In an age where just about everything you could possible want can be purchased/downloaded from various websites across the internet, it’s kind of refreshing to hear that people are still buying vinyl records. In fact, according to Nielsen, roughly 61% of all vinyl purchases take place in brick-and-mortar record shops. Granted, I’m sure the antiquated format doesn’t generate the same kind of interest as, say, the latest Justin Bieber single on iTunes, but it’s good to know that people still enjoy the rich, warm sound that only vinyl and a good stereo system can produce. If you haven’t had the pleasure, I suggest you do so.

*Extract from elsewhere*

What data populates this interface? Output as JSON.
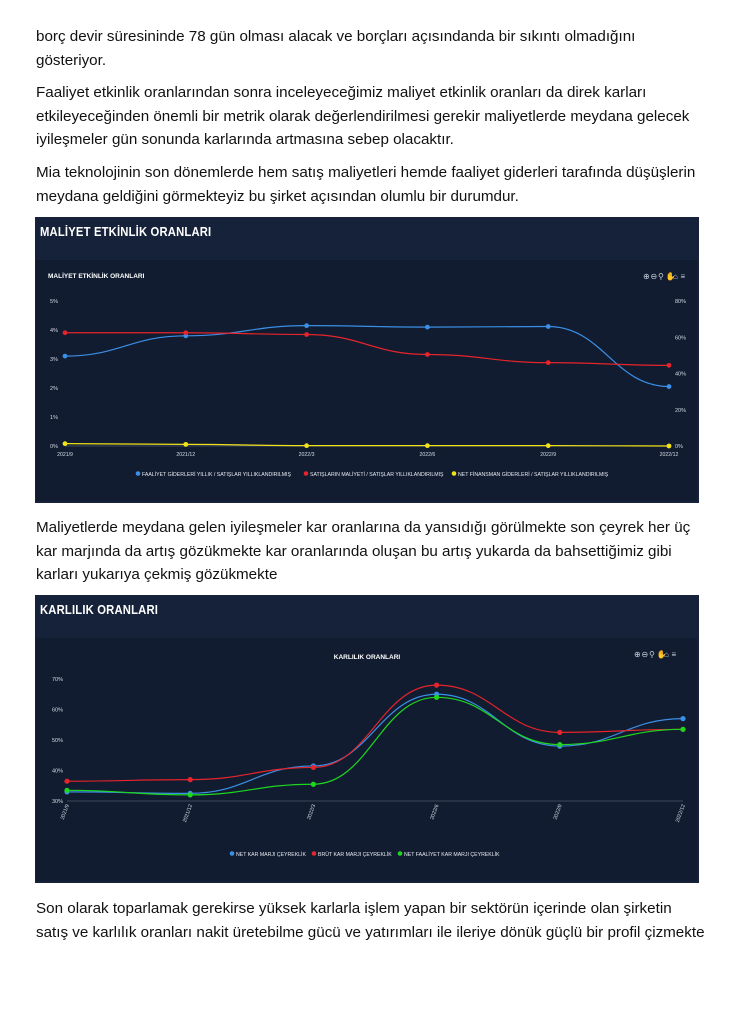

Record Store Day, which was started back in 2007 by Eric Levin, Michael Kurtz, Carrie Colliton, Amy Dorfman, Don Van Cleave, and Brian Poehner, is a global celebration of independent music shops. The holiday has grown in popularity over the years, with artists releasing EPs, singles, and entire albums to coincide with the occasion. In fact, Lana Del Rey, Gorillaz, and rap group The Pharcyde are all releasing special edition vinyl as a way of showing their support. Of course, there are always individuals looking to make a quick buck off of an event that’s supposed to help drive traffic into these indie shops.
The holiday was officially kicked off in 2008 by Metallica at Rasputin Music in Mountain View. During its first year, 10 artists released special edition albums, including Death Cab For Cutie, R.E.M., Stephen Malkmus, Vampire Weekend, The Teenagers, Black Kids, and Jason Mraz. 300 stores helped launch the holiday, and the number has grown steadily with each passing year.
Despite all of the technology working against it, vinyl continues to hold strong, thanks to the format’s legion of highly devoted followers. Below you can find a nifty image that clearly illustrates how much indie record stores account for vinyl sales each year. It’s pretty impressive.
And remember: Record Store Day takes place on April 21st, the third Saturday of the month. Show your support by picking up a record or three.